Modi shared India has adopted climate-resilient practices and said the International Solar Alliance which is an initiative by India involving 121 nations, is the fastest-growing international organization in the world.
The ISA, signed between 121 sunshine nations, sought to leverage the power of solar energy to trim down the need for the dependence on fossil fuels — one of the principal factors for climate change.
Modi called for greater co-operation and collaboration of technology solutions that could help overturn the climate-damaging impacts of fossil fuel uses.
The PM said how India made LED lights super-popular that saves 38 million tonnes of carbon dioxide annually. “Our forest cover is expanding. The Lion and Tiger population is increasing. We aim to restore, 26 million hector of degraded land by 2030,” Modi said in a 5 min virtual address to Riyadh.
As per the Paris Climate Agreement, member-nations will unite to mitigate the global rise of temperature in this century “well below 2 degrees Celsius above pre-industrial levels and to pursue efforts to limit the temperature increase even further to 1.5 degrees Celsius.”
According to Climate Action Tracker, an agency that tracks climate goals, policies by nations, says India is ‘compatible’ to attain the 2C goal of the Paris Agreement, but not fully compatible with Paris Agreement’s long-term goal.
The rating is on the 3rd last level before a nation is certified as a ‘Role Model’ on a six-level scale. “Critically insufficient” is the farthest away from the Agreement goals, while “Role Model” is what it is.
The pandemic has cast far-reaching consequences across every domain of humanity, and one of the shoots has been a short-term effect on the climate.
Environment pollution levels have taken a dip all around the world, albeit temporary, and the coronavirus-related lockdown has reduced emission levels in virtually all regions. But this won’t’ affect the Agreement aims at large.
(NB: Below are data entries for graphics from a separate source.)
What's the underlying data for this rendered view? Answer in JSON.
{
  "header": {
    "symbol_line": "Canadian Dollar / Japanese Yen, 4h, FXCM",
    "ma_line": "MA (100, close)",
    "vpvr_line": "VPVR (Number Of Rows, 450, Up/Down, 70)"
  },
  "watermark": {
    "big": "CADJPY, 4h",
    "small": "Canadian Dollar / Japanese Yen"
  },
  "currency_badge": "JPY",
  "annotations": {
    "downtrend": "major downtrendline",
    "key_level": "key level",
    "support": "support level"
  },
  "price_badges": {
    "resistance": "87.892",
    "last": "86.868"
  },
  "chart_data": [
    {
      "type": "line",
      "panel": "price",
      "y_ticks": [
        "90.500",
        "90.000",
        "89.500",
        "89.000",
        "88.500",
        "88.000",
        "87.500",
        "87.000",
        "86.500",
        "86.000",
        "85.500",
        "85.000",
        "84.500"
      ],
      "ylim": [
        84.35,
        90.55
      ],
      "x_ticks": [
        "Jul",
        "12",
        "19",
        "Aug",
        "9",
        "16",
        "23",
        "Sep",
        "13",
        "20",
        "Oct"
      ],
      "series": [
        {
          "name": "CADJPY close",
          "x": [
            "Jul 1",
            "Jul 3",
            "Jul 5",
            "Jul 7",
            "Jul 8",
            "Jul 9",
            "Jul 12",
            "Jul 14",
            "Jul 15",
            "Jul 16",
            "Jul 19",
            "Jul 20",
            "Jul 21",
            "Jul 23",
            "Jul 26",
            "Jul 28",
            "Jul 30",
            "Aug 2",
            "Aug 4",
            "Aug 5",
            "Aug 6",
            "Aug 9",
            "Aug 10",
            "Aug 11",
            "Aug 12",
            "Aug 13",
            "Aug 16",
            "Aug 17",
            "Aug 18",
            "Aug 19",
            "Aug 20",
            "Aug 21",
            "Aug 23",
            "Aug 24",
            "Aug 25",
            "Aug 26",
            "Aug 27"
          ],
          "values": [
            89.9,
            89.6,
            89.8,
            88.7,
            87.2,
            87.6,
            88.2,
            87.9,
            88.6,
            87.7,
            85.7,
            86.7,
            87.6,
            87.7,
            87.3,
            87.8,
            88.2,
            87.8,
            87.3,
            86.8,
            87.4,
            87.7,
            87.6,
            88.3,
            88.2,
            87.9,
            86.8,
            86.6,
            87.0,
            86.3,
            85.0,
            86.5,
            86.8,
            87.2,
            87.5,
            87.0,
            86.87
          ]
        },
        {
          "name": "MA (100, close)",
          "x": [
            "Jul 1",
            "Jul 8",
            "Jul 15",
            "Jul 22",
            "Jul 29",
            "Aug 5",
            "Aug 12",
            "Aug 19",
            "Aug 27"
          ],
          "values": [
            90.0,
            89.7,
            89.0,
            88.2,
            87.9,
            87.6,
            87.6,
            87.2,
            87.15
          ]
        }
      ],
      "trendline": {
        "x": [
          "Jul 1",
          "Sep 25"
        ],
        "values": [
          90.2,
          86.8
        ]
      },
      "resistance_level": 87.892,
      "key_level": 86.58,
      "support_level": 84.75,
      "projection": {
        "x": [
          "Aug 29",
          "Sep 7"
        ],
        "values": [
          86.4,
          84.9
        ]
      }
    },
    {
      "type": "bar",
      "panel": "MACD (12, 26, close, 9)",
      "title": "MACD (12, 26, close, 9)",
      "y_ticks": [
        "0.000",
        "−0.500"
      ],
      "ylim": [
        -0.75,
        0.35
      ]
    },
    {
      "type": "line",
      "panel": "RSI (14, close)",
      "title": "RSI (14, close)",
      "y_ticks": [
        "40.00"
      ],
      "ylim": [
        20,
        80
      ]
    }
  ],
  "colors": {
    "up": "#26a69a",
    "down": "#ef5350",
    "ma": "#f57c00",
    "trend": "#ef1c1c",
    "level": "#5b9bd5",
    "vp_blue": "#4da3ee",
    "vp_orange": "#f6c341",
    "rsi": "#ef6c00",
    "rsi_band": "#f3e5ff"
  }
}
On May 13th, India announced an economic relief package worth 20 lakh crores, nearly 10% of the nation’s GDP. The government said it is focusing on reforming land, labor, liquidity, and legal framework while supporting cottage industries, middle class, farmers, laborers, and MSMEs.
But even with the major stimulus package and the temporary improvement in climate, India has the opportunity to aggressively transit to renewable energies from coal, like investing in electric mobility.
However, “there are no clear signs that India is seizing this opportunity, the Climate Action Tracker says.
“While no new coal power stations have been built in 2020, the government is encouraging more coal mining and increased coal production which is not consistent with a green recovery.”
Earlier this year, India passed controversial legislation, privatizing all the nation’s coalfields, a move that was slammed by environmental activists.
The privatization, as Prime Minister Narendra Modi insisted would help India turn the COVID-crisis into a COVID-opportunity. The state had owned India’s coalfields, and for the first time, the Narendra Modi-led government opened the sector for private players.